Et pour cause, les solutions d’emballages jetables à usage unique sont souvent très compétitives ! « On ne peut pas comparer le réemploi avec une solution à usage unique qui implique énormément de volumes, une production décentralisée en Chine, des coûts optimisés et une solution de recyclage qui est intégrée dans le business de la marque ! Cette filière a aujourd’hui plus de trente ans, alors que l’histoire du réemploi est très courte. » Difficile d’exister dans ces conditions. C’est pourquoi Citeo et sa filiale Adelphe investissent chaque année 50 millions d’euros pour développer la filière du réemploi. Une somme qui représente 5 % des éco-contributions que lui confient ses clients, conformément à la loi Agec. Dans la même optique, Citeo a lancé un Appel à Manifestation d'intérêt (AMI) afin d’encourager des dispositifs performants de réemploi d’emballages en verre, comme celui de Bocoloco. Cette jeune start-up française propose une offre intégrée capable de séduire marques et enseignes : distribution des produits, conseils sur la mise en rayon, récupération des bocaux ou bouteilles, traçage et lavage avec des usines partenaires.

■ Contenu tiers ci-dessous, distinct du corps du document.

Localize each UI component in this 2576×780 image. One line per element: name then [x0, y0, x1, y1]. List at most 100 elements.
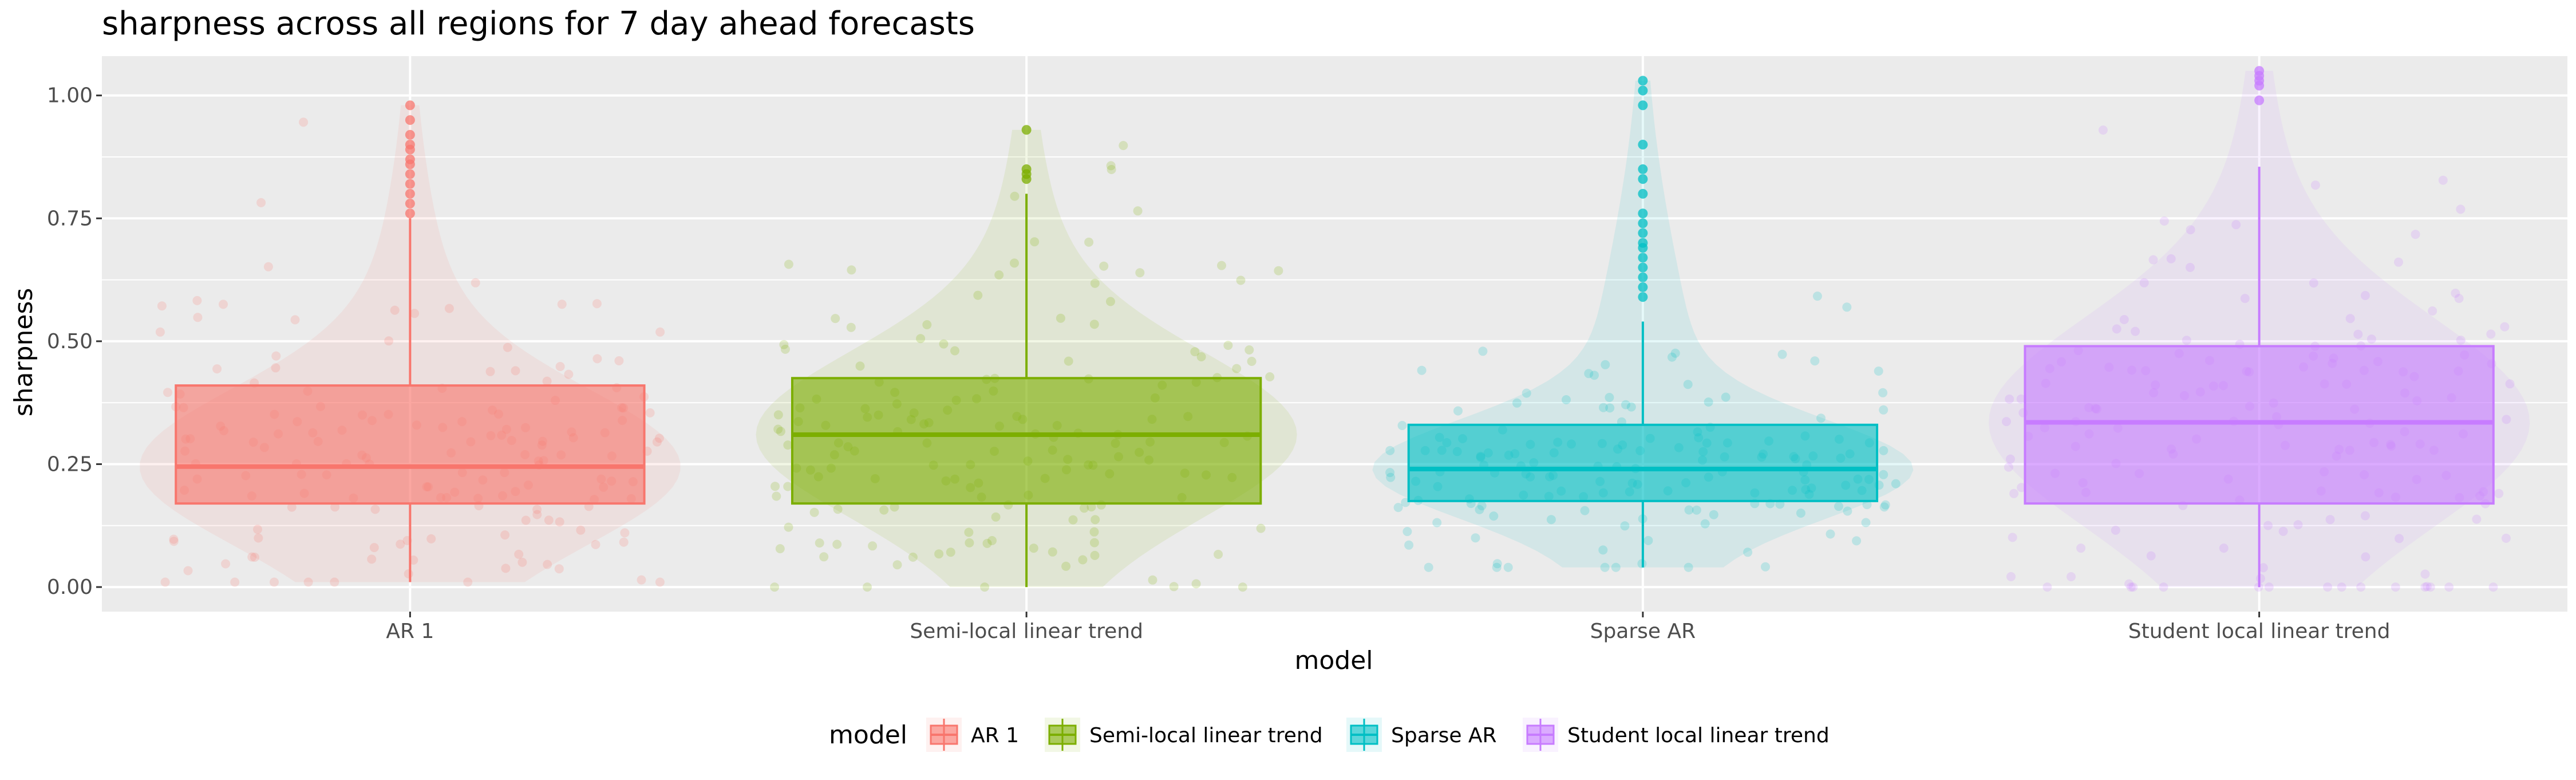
legend: model AR 1 Semi-local linear trend Sparse A…	[829, 718, 1830, 752]
jitter-point	[219, 300, 228, 309]
jitter-point	[2420, 569, 2430, 579]
jitter-point	[1879, 470, 1888, 479]
outlier-point	[1638, 140, 1648, 150]
jitter-point	[193, 313, 203, 322]
jitter-point	[1080, 503, 1089, 513]
jitter-point	[1826, 529, 1835, 539]
jitter-point	[2111, 525, 2120, 535]
jitter-point	[330, 577, 339, 587]
jitter-point	[1148, 575, 1157, 585]
jitter-point	[2017, 483, 2026, 493]
box	[791, 377, 1262, 505]
jitter-point	[1546, 515, 1556, 525]
jitter-point	[1030, 237, 1040, 247]
jitter-point	[2337, 582, 2346, 592]
jitter-point	[784, 259, 793, 269]
jitter-point	[1214, 550, 1223, 559]
jitter-point	[1670, 348, 1680, 358]
jitter-point	[157, 301, 167, 311]
jitter-point	[991, 512, 1001, 522]
jitter-point	[1810, 356, 1820, 366]
jitter-point	[2278, 526, 2288, 536]
jitter-point	[987, 536, 997, 545]
jitter-point	[247, 552, 257, 562]
jitter-point	[500, 530, 510, 540]
jitter-point	[369, 543, 379, 553]
jitter-point	[863, 582, 872, 592]
jitter-point	[256, 198, 266, 207]
jitter-point	[652, 437, 662, 447]
jitter-point	[2186, 225, 2195, 235]
jitter-point	[1190, 347, 1200, 357]
outlier-point	[1638, 188, 1648, 199]
outlier-point	[405, 179, 415, 189]
jitter-point	[155, 327, 165, 337]
jitter-point	[287, 502, 297, 512]
jitter-point	[908, 552, 918, 562]
box	[175, 384, 646, 505]
jitter-point	[815, 538, 824, 548]
legend-label: Sparse AR	[1391, 724, 1497, 747]
jitter-point	[1562, 395, 1571, 404]
jitter-point	[2353, 329, 2363, 339]
jitter-point	[2360, 291, 2370, 300]
jitter-point	[2139, 278, 2149, 287]
jitter-point	[771, 482, 780, 491]
jitter-point	[253, 525, 262, 534]
jitter-point	[890, 502, 899, 512]
jitter-point	[1590, 371, 1599, 380]
jitter-point	[303, 577, 313, 587]
box	[2024, 345, 2495, 505]
jitter-point	[2420, 582, 2430, 592]
series-group	[1372, 76, 1914, 572]
outlier-point	[405, 129, 415, 140]
jitter-point	[390, 305, 400, 315]
jitter-point	[2067, 572, 2076, 581]
y-tick-label: 1.00	[47, 84, 93, 108]
outlier-point	[1638, 292, 1648, 302]
jitter-point	[1598, 545, 1608, 555]
jitter-point	[2310, 180, 2320, 190]
jitter-point	[2451, 289, 2460, 298]
jitter-point	[773, 424, 783, 434]
jitter-point	[404, 569, 413, 578]
jitter-point	[1089, 538, 1099, 547]
jitter-point	[2486, 329, 2496, 339]
legend-title: model	[829, 720, 907, 750]
jitter-point	[2391, 582, 2400, 592]
jitter-point	[973, 290, 983, 300]
jitter-point	[1106, 297, 1115, 306]
jitter-point	[485, 367, 495, 376]
y-axis-title: sharpness	[9, 288, 38, 417]
jitter-point	[1404, 540, 1414, 550]
jitter-point	[2360, 511, 2370, 521]
jitter-point	[2112, 324, 2121, 334]
jitter-point	[1386, 472, 1396, 482]
jitter-point	[1743, 547, 1753, 557]
jitter-point	[2309, 278, 2318, 288]
legend-label: Semi-local linear trend	[1089, 724, 1323, 747]
plot-panel	[102, 56, 2567, 612]
jitter-point	[2148, 255, 2158, 265]
jitter-point	[2263, 521, 2273, 530]
jitter-point	[1879, 405, 1888, 415]
jitter-point	[2219, 543, 2229, 553]
jitter-point	[1879, 502, 1889, 512]
jitter-point	[1099, 261, 1109, 271]
jitter-point	[2501, 533, 2511, 543]
jitter-point	[2006, 572, 2016, 581]
jitter-point	[916, 334, 926, 344]
jitter-point	[2454, 294, 2464, 304]
jitter-point	[370, 505, 380, 514]
outlier-point	[1638, 85, 1648, 96]
jitter-point	[2076, 543, 2086, 553]
y-tick-label: 0.00	[47, 576, 93, 599]
jitter-point	[1133, 206, 1143, 216]
jitter-point	[444, 304, 454, 313]
jitter-point	[1217, 261, 1226, 270]
jitter-point	[2231, 220, 2241, 230]
jitter-point	[1477, 501, 1487, 511]
jitter-point	[592, 354, 602, 364]
jitter-point	[965, 538, 974, 547]
jitter-point	[1068, 515, 1078, 525]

Des consommateurs à convertir en masse

Aujourd'hui, Citeo considère que le réemploi n’est pas une réalité pour le consommateur, la très large majorité des gens n’ayant pas encore identifié cette pratique souvent réduite à la consigne dans l’imaginaire commun. D’où l’importance accordée au parcours client et à la sensibilisation du public, l’idée étant d’actionner une série de leviers pour inciter tous les profils de consommateurs à acheter des produits réemployables en magasin. Sciences comportementales, études théoriques, études analysant les comportements d’achat dans le vrac et le réemploi : rien n’est laissé au hasard par Citeo dans son combat pour démocratiser ces pratiques.

« Nous avons un pan entier de nos activités dont la mission est de décrypter et faciliter les habitudes et les mentalités des consommateurs », note Sophie Nguyen. Ces études qualitatives montrent que l’usage du réemploi passera par des incitations économiques (faire une bonne affaire), environnementales (réduire son impact écologique), psychologiques (qui n’a pas retiré une forme de satisfaction personnelle à ramener sa bouteille au magasin plutôt que de la jeter ? ), mais aussi par des garanties rassurantes autour de l’hygiène et de la simplicité du geste.

Pour le moment, la consigne pour réemploi concerne les emballages en verre, plus faciles à nettoyer et réutiliser, mais pas les emballages en plastique. Seule exception, les circuits de la restauration à emporter, où l’on voit de plus en plus fleurir de la vaisselle réemployable. Dans un supermarché, les emballages sont pourtant majoritairement en plastique, même si l’entreprise Berny a réussi à fournir quelques grandes surfaces avec sa barquette en inox réemployable une centaine de fois et consignée pour la somme de deux euros. Dès lors, on comprend bien qu’il n’est pas question de voir le recyclage remplacé par le réemploi. « Si on oublie le recyclage, on est morts, résume ainsi Jean Hornain. On a besoin de continuer à développer la collecte, l’éco-conception, les technologies de recyclage. » Car la gestion des déchets n’est pas un jeu à somme nulle, mais bien un cercle vertueux qu’il faut enclencher par tous les moyens possibles. À terme, le dispositif de la consigne pourrait même être élargi comme dans certains pays aux bouteilles en plastique et aux canettes en aluminium.